I love the "do no Evil" mission statement that Google uses. It's one of those statements that's obviously too good to be true, particularly for a publicly traded company, yet they maintain it; bold.
Business Week has a great story on the process that Lenoir, N.C. and Google went through in order for Google to select Lenoir as the site for one of their $600m data centers.
Corporate Welfare (as it's often called) is one of the greatest detriments to our societal well-being in my opinion. It is basically described as a public municipality providing tax incentives (as well as others) to a private firm in order to lure that private firm to the locality, in hopes that doing so brings in revenue and jobs. As an aside, Wal-Mart is one of the worlds greatest recipients of Corporate Welfare.
Google's top-tier negotiators landed over $200m in tax breaks and other incentives from the repressed locality of Lenoir. The general issue with Corporate Welfare is the imbalance between the bottomless budgeted private firm's legal team, and an insufficiently equipped local city council. Making matters worse is that there are many municipalities that are so desperate for revenue, they'll do anything to lure firms to their region.
I'm grateful for living in Boulder, CO where Corporate Welfare has been kept to a minimum (though we're starting to show signs of weakness), but most of the U.S. isn't so lucky.
The counter argument to Corporate Welfare being a negative is that it is ultimately up to us, as citizens, to define how these deals (or lack thereof for that matter) get hashed out, however, sadly, as is often the case, the public often doesn't pay attention at the right level to counter the activity.
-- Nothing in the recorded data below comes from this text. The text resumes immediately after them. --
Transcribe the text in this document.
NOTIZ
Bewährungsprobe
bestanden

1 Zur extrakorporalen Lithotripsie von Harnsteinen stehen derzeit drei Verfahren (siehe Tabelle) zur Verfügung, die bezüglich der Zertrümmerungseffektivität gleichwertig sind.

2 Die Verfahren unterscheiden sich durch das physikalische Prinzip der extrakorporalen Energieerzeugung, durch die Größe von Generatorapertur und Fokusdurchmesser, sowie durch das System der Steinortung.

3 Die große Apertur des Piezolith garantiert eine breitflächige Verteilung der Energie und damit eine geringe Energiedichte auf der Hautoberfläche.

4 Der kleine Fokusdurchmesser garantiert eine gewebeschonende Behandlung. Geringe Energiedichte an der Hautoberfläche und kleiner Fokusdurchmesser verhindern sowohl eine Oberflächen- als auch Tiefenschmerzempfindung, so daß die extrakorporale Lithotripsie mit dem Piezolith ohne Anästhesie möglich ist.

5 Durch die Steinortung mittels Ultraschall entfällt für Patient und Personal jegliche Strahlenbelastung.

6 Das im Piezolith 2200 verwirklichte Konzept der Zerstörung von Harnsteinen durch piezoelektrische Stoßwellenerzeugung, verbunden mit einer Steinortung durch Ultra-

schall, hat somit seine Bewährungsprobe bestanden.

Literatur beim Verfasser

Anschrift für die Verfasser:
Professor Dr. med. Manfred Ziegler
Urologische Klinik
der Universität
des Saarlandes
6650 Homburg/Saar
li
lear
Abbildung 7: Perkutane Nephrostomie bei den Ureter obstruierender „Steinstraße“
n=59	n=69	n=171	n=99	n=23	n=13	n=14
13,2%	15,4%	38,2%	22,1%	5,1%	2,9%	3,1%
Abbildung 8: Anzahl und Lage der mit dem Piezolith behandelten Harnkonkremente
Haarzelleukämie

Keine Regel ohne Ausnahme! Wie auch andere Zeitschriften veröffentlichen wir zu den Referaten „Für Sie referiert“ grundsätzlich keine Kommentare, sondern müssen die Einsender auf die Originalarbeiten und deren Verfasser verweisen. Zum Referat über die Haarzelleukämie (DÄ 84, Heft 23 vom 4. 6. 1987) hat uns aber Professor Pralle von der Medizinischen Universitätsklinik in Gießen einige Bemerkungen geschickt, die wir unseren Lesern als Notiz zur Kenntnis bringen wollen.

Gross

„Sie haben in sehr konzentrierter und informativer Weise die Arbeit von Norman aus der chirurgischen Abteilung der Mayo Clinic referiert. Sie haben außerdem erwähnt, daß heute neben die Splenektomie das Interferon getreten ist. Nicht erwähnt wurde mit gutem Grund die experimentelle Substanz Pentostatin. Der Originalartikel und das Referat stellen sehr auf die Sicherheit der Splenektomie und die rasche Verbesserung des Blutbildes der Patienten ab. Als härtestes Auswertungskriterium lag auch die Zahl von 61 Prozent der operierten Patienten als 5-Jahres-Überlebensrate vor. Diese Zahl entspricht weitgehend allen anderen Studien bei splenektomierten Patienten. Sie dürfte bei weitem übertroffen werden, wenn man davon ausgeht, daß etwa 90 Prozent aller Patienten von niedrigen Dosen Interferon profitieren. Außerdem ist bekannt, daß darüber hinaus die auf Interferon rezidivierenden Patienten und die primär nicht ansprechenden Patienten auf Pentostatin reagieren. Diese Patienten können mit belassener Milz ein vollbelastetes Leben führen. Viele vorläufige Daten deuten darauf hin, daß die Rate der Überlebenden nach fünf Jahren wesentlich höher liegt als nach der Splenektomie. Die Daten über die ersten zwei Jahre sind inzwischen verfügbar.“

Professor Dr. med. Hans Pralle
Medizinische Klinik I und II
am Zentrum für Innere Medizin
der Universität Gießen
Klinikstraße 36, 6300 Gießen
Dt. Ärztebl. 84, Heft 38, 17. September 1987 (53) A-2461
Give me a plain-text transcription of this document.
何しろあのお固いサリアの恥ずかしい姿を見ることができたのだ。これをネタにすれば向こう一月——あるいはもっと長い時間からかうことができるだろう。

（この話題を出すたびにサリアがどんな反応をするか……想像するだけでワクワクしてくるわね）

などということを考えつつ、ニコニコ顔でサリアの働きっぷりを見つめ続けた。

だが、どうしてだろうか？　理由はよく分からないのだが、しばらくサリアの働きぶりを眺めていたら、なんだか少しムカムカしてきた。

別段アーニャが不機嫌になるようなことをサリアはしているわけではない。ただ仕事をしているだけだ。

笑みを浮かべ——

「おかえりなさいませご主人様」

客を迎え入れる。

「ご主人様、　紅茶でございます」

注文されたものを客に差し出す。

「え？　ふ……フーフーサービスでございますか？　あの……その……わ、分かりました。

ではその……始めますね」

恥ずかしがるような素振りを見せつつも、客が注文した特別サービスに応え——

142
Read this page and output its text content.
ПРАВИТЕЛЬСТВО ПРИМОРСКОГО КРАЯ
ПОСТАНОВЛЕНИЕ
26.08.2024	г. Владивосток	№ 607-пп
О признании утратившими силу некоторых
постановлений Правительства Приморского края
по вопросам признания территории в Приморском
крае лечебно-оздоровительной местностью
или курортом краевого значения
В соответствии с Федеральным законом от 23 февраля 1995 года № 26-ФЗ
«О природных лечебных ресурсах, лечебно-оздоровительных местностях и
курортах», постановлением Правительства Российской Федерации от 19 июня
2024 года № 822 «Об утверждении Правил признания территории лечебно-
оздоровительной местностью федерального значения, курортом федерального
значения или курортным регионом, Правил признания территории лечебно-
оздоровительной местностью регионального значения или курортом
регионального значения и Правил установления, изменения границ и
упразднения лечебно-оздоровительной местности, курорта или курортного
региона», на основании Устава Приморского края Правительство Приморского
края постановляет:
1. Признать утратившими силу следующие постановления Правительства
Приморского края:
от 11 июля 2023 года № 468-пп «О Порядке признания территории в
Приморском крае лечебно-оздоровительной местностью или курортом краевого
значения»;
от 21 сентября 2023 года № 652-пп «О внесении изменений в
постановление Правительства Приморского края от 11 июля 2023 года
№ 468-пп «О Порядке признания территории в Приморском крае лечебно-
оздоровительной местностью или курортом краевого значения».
Google manipulated the desperation of a down-and-out community to their, significant, financial advantage. That's great news for Google and its shareholders (of which I am one via various mutual funds), but sad news for a community suffering from an already eroded tax base.
Google likely did not break any laws, but there's a line between "legal" and "right" that they crossed IMO. For all of the incentives they garnered, they skirted any commitment to guaranteeing any actual jobs for any period of time. Put another way, they can leave Lenoir in a few years, and move onto the next community that ponies up the right incentives, leaving Lenoir at the alter.
I constantly struggle with social responsibility vis a vis the capital machine that drives the planet. It's always a tough balance, but tax avoidance, just because one can, is generally shameful.
Free market economics... yea, yea, I get it (and support it). I like to have more of a conscience though.
I'll plug a consistently successful (~10% a year and never less) investment to make a point that money can be made within the confines of social responsibility; Pax World Funds.